Mommy Power!

My wife is a Superhero. Kayla told her so. Actually, she told Nikki.
Kayla's purse (or, more precisely, the clip on the strap of her purse) was broken. Nikki noticed this, and pointed it out to her kid sister, who told her something I've known for quite some time now:
It's okay... mommy can fix it. She has special powers.
When I asked Kayla to move her laundry hamper today, she reasserted her mom's claim to otherworldly status.
I can't do it, daddy. I don't have special powers like mommy does.
I've said it many times before. You just can't make this stuff up.


3 Comments:
Hey, sorry if I posted too much information on that last post. I see that the whole post has been deleted. It's a dangerous world we live in, unfortunately.

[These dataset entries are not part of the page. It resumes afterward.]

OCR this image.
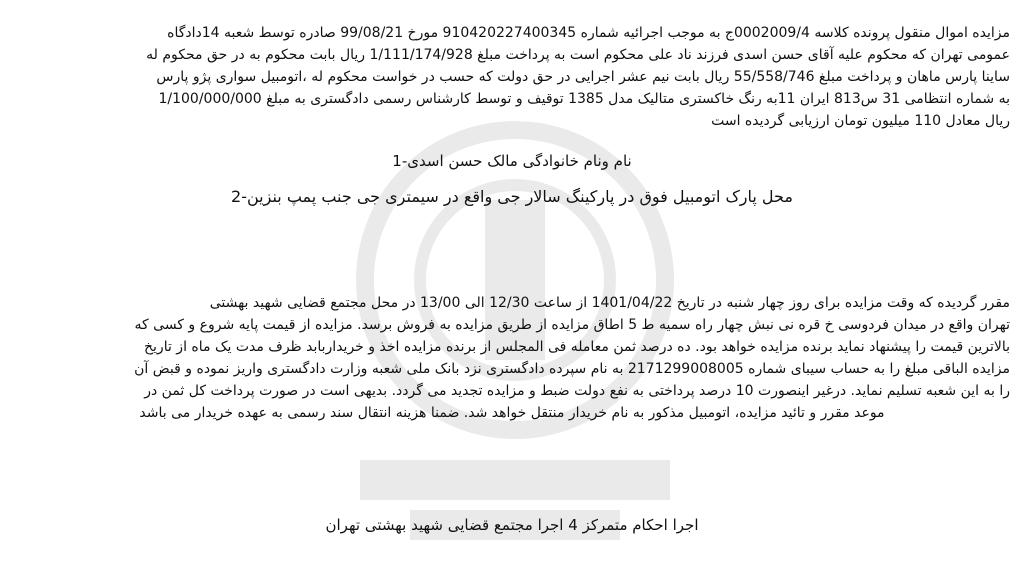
مزایده اموال منقول پرونده کلاسه 0002009/4ج به موجب اجرائیه شماره 910420227400345 مورخ 99/08/21 صادره توسط شعبه 14دادگاه
عمومی تهران که محکوم علیه آقای حسن اسدی فرزند ناد علی محکوم است به پرداخت مبلغ 1/111/174/928 ریال بابت محکوم به در حق محکوم له
ساینا پارس ماهان و پرداخت مبلغ 55/558/746 ریال بابت نیم عشر اجرایی در حق دولت که حسب در خواست محکوم له ،اتومبیل سواری پژو پارس
به شماره انتظامی 31 س813 ایران 11به رنگ خاکستری متالیک مدل 1385 توقیف و توسط کارشناس رسمی دادگستری به مبلغ 1/100/000/000
ریال معادل 110 میلیون تومان ارزیابی گردیده است
نام ونام خانوادگی مالک حسن اسدی-1
محل پارک اتومبیل فوق در پارکینگ سالار جی واقع در سیمتری جی جنب پمپ بنزین-2
مقرر گردیده که وقت مزایده برای روز چهار شنبه در تاریخ 1401/04/22 از ساعت 12/30 الی 13/00 در محل مجتمع قضایی شهید بهشتی
تهران واقع در میدان فردوسی خ قره نی نبش چهار راه سمیه ط 5 اطاق مزایده از طریق مزایده به فروش برسد. مزایده از قیمت پایه شروع و کسی که
بالاترین قیمت را پیشنهاد نماید برنده مزایده خواهد بود. ده درصد ثمن معامله فی المجلس از برنده مزایده اخذ و خریداربابد ظرف مدت یک ماه از تاریخ
مزایده الباقی مبلغ را به حساب سیبای شماره 2171299008005 به نام سپرده دادگستری نزد بانک ملی شعبه وزارت دادگستری واریز نموده و قبض آن
را به این شعبه تسلیم نماید. درغیر اینصورت 10 درصد پرداختی به نفع دولت ضبط و مزایده تجدید می گردد. بدیهی است در صورت پرداخت کل ثمن در
موعد مقرر و تائید مزایده، اتومبیل مذکور به نام خریدار منتقل خواهد شد. ضمنا هزینه انتقال سند رسمی به عهده خریدار می باشد
اجرا احکام متمرکز 4 اجرا مجتمع قضایی شهید بهشتی تهران
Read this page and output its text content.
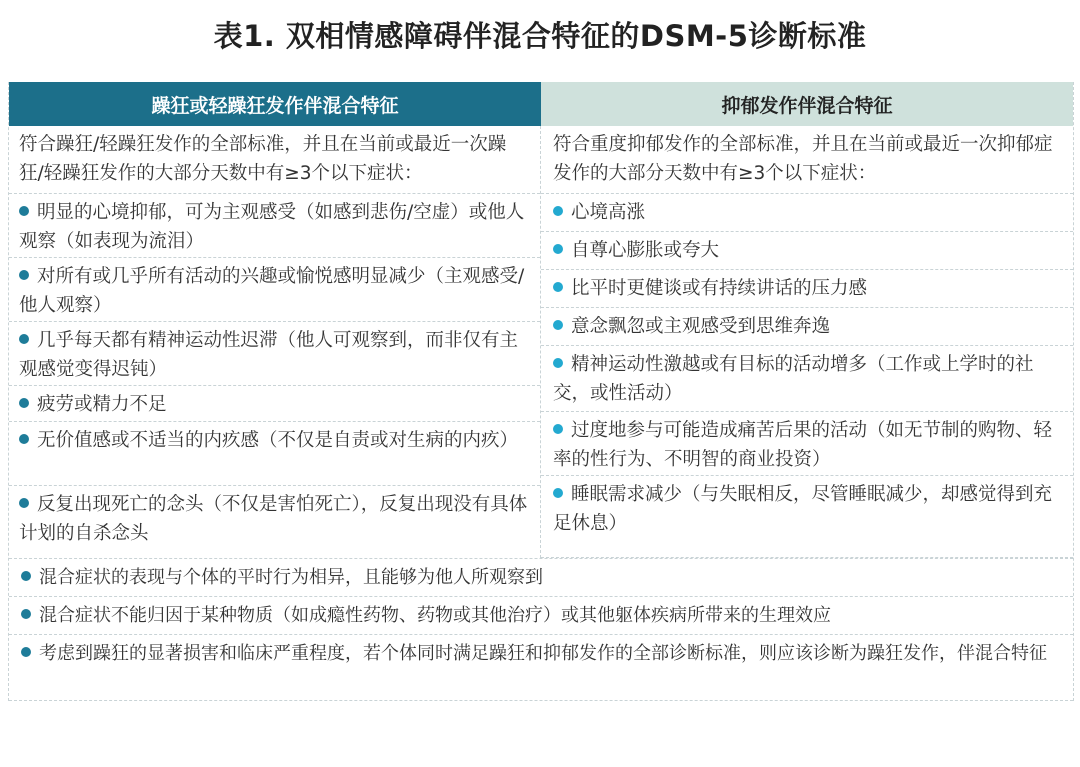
表1. 双相情感障碍伴混合特征的DSM-5诊断标准
躁狂或轻躁狂发作伴混合特征	抑郁发作伴混合特征
符合躁狂/轻躁狂发作的全部标准，并且在当前或最近一次躁狂/轻躁狂发作的大部分天数中有≥3个以下症状：
明显的心境抑郁，可为主观感受（如感到悲伤/空虚）或他人观察（如表现为流泪）
对所有或几乎所有活动的兴趣或愉悦感明显减少（主观感受/他人观察）
几乎每天都有精神运动性迟滞（他人可观察到，而非仅有主观感觉变得迟钝）
疲劳或精力不足
无价值感或不适当的内疚感（不仅是自责或对生病的内疚）
反复出现死亡的念头（不仅是害怕死亡），反复出现没有具体计划的自杀念头
符合重度抑郁发作的全部标准，并且在当前或最近一次抑郁症发作的大部分天数中有≥3个以下症状：
心境高涨
自尊心膨胀或夸大
比平时更健谈或有持续讲话的压力感
意念飘忽或主观感受到思维奔逸
精神运动性激越或有目标的活动增多（工作或上学时的社交，或性活动）
过度地参与可能造成痛苦后果的活动（如无节制的购物、轻率的性行为、不明智的商业投资）
睡眠需求减少（与失眠相反，尽管睡眠减少，却感觉得到充足休息）
混合症状的表现与个体的平时行为相异，且能够为他人所观察到
混合症状不能归因于某种物质（如成瘾性药物、药物或其他治疗）或其他躯体疾病所带来的生理效应
考虑到躁狂的显著损害和临床严重程度，若个体同时满足躁狂和抑郁发作的全部诊断标准，则应该诊断为躁狂发作，伴混合特征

Not because of you - actually, kind of because of you, and Katrina, and romy - three of the wisest women I know expressed concern over the nature of the post, and I decided it would be best to just take it down. There are plenty of people flying that particular flag these days (and more so to come, to be sure), so it's probably okay that my little blog doesn't have it.
Scott, I've continued your deleted discussion on my blog, in a little safer format. I would really like it if you could post the text of that article, or at least an abridged version of it, in a comment on my post. It would take a little reformatting, though, as you will see if you read my post, so I don't know if you will have time to do it in the next few days (before I take my post down also). If you can, great. If not, no big deal. Mostly, I thought you'd like to see the info I've posted, so I wanted to notify you of its presence.